Chevron Corp. and the partners in Namibia’s Petroleum Exploration License 82 (PEL82) have signed an agreement transferring operatorship of the offshore asset to the United States oil giant, which is already an operator on the Namibian side of the Orange Basin.
San Ramon, California-based Chevron will be a new co-venturer in PEL82 with an 80 percent interest through Chevron Namibia Exploration Ltd., while the National Petroleum Corporation of Namibia (Namcor) and Custos Energy (Pty) Ltd. will hold non-operating interests of 10 percent each, according to a press release by Custos’ 49 percent owner, Sintana Energy Inc.
PEL82 contains blocks 2112B and 2212A in the Walvis Basin. Drilling activity so far “confirmed the regional extension and presence of the Barremian-Aptian oil-prone source rock (Kudu shale)”, Sintana said in a press release announcing the Chevron deal.
The Wingat 1 well recovered 39- to 42-degree API oil while the Murombe 1 returned about 20 porosity from Baobab sands, Sintana said.
“The expanding partnership with Chevron in Namibia speaks to the quality of our Namibian portfolio”, Sintana chief executive Robert Bose said in a statement. Chevron and Sintana are already partners in the southwestern African country through the Orange Basin, where Chevron holds an 80 percent operating stake. The basin is shared between Namibia and South Africa.

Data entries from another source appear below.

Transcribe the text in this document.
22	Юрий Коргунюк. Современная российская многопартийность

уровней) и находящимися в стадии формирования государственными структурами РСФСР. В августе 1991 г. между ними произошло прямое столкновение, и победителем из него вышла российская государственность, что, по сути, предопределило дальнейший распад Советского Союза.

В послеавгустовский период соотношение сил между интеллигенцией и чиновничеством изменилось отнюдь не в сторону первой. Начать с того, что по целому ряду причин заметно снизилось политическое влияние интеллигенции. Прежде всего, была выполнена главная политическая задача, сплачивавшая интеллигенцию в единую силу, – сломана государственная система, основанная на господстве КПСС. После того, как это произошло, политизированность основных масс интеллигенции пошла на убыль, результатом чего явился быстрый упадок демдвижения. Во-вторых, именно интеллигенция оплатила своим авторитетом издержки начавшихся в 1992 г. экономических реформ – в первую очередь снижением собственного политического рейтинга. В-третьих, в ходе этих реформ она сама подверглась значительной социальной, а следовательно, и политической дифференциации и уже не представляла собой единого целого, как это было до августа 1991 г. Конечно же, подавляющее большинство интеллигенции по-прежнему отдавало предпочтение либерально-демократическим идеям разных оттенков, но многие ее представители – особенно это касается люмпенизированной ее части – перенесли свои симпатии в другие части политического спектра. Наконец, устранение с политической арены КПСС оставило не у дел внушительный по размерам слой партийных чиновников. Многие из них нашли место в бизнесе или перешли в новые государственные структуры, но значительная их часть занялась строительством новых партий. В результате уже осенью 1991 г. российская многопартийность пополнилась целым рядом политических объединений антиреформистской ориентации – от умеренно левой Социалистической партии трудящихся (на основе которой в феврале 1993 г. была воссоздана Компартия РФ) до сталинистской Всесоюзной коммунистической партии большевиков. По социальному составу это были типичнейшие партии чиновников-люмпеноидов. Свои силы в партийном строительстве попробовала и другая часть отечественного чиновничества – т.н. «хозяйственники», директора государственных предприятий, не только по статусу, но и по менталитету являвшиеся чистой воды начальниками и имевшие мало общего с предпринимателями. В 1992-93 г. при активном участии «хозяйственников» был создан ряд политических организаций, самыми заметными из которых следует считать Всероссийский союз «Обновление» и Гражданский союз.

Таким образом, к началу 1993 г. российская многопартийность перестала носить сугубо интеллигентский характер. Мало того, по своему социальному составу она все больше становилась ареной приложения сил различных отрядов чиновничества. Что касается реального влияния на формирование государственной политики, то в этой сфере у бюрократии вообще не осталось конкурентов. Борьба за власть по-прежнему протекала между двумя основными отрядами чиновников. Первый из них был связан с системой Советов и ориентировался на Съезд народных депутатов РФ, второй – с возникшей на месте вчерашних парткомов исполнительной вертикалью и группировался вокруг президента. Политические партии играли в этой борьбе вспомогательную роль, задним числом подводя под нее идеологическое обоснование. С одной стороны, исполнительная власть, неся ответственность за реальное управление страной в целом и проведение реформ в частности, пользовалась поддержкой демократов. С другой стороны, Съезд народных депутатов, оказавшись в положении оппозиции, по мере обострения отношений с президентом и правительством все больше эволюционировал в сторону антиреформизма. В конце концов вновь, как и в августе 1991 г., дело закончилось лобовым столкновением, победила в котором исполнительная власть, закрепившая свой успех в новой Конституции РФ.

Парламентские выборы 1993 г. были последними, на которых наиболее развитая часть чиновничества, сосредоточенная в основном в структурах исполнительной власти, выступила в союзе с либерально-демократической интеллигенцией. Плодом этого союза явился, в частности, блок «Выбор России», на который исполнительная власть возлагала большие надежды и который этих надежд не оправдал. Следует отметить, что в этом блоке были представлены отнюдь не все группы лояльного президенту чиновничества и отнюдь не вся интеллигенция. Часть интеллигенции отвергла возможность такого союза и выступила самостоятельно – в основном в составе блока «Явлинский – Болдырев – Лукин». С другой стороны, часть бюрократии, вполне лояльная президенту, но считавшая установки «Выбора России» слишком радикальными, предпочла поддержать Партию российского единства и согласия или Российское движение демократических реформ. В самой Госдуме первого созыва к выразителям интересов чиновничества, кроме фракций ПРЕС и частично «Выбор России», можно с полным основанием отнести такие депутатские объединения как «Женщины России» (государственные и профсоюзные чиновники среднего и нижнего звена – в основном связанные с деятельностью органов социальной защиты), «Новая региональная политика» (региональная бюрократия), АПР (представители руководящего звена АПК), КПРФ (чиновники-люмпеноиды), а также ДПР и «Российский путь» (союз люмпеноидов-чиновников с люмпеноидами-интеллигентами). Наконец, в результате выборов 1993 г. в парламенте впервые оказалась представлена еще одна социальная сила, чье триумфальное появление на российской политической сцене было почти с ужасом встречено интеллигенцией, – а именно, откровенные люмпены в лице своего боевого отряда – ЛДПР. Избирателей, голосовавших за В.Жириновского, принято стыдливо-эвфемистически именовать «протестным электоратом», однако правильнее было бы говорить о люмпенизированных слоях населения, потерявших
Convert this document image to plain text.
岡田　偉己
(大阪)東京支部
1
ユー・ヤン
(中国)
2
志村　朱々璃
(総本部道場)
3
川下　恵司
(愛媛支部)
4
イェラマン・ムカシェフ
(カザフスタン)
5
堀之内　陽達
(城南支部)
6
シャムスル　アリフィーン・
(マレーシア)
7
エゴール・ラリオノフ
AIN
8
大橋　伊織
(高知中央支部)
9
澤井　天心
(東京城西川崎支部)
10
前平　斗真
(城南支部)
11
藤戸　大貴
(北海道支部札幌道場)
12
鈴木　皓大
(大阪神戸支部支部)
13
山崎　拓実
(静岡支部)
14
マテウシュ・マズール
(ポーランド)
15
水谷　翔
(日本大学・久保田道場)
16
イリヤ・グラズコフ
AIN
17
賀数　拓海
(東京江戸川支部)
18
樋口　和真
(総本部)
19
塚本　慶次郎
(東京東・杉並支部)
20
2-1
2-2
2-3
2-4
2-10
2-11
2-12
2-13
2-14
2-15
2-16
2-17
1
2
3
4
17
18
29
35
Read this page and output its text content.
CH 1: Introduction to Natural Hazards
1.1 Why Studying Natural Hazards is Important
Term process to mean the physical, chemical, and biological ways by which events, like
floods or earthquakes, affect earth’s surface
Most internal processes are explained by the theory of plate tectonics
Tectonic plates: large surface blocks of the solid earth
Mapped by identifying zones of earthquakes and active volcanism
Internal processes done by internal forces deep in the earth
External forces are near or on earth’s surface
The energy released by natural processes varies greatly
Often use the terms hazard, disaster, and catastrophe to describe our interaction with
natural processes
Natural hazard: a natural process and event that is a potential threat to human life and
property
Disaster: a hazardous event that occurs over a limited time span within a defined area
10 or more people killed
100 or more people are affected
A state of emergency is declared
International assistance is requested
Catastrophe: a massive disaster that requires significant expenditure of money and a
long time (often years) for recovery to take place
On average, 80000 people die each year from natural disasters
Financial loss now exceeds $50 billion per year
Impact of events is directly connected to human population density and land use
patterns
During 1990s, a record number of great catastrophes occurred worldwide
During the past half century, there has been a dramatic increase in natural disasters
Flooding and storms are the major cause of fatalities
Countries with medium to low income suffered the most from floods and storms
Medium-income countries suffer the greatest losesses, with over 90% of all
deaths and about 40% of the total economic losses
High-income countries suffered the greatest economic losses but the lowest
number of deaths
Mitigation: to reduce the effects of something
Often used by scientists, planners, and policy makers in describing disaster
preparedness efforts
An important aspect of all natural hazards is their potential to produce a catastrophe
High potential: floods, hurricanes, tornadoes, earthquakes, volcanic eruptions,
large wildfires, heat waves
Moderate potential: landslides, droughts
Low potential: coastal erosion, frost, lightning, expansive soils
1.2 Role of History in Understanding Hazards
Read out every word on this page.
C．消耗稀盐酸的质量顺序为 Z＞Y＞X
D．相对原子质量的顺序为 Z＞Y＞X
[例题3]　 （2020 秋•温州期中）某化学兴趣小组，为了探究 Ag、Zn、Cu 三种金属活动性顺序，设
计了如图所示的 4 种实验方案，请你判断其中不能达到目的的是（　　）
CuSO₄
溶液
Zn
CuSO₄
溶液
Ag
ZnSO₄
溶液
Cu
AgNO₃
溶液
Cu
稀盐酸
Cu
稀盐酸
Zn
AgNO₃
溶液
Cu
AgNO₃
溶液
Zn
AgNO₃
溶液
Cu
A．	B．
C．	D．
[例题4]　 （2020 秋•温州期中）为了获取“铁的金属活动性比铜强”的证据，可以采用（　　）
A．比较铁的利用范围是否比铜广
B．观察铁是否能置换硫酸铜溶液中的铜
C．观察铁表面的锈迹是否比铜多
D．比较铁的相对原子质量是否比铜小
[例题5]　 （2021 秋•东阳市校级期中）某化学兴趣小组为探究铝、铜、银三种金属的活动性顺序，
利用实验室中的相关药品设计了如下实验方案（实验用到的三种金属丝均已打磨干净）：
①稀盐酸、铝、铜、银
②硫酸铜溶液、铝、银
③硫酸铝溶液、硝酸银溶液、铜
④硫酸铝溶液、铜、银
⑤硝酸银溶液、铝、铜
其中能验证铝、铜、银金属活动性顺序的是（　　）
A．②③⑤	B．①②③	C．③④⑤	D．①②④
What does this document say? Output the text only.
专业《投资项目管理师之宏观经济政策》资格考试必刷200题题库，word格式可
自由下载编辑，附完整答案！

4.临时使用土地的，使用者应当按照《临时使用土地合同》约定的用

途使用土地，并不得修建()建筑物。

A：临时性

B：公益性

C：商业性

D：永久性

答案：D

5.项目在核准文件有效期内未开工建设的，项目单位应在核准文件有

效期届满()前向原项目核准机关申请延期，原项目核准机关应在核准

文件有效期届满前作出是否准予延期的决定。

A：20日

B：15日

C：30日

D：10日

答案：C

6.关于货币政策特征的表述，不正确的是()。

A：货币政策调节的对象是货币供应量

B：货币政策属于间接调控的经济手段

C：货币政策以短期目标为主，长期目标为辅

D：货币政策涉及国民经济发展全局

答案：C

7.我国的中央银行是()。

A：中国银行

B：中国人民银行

“The timeliness of our entry and the unmatched nature of our portfolio continue to be demonstrated as Namibia emerges as the world’s next great hydrocarbon province”, Bose added.
Knowledge Katti, chair and chief executive of Custos and a director at Sintana, commented, “We are pleased to announce the continuing expansion of our in-country partnership with Chevron through their entry in PEL 82”.
Meanwhile under the Orange Basin’s PEL90, Chevron applied last November for environmental clearance before Namibia’s Ministry of Environment, Forestry and Tourism to drill up to five exploration and five appraisal wells, according to a news release by Sintana December 21, 2023.
“Since the basin opening Graff and Venus discoveries in February of 2022 by Shell and TotalEnergies respectively, the potential of the Orange Basin in Namibia has continued to emerge”, Sintana said at the time.
“Officials at Namibia’s Ministry of Mines and Energy and NAMCOR, Namibia’s national oil and gas company, estimate that at least 11 billion barrels of light oil-in-place and up to 8.7 trillion cubic feet of gas-in-place have been discovered by Shell and TotalEnergies over the past 20 months”.
The Graff 1 deepwater oil discovery on the Namibian side of the Orange Basin was announced February 4, 2022, by Namcor, a 10 percent co-venturer. Shell PLC is the operator with a 45 percent stake, while QatarEnergy also has 45 percent.
Just days later on February 24, 2022, TotalEnergies unveiled the Venus 1X oil discovery, also on the Namibian side of the basin. TotalEnergies is the operator with a 40 percent stake. QatarEnergy holds 30 percent, Impact Oil and Gas Ltd. 20 percent and Namcor 10 percent.
Last month TotalEnergies said it inked a deal to acquire operatorship of Block 3B/4B, a license adjacent to its operated DWOB block on the South African side of the basin. The agreement with 3B/4B current operator Africa Oil SA Corp. and 3B/4B co-venturer Ricocure (Proprietary) Ltd. farms down a combined 57 percent to the French energy giant and its DWOB partner QatarEnergy.
Block 3B/4B has unrisked prospective oil of 3.1 billion stock tank barrels in the best-estimate scenario and unrisked prospective associated gas of 5.5 trillion cubic feet in the best-estimate scenario, according to a report by Africa Oil March 7, 2023.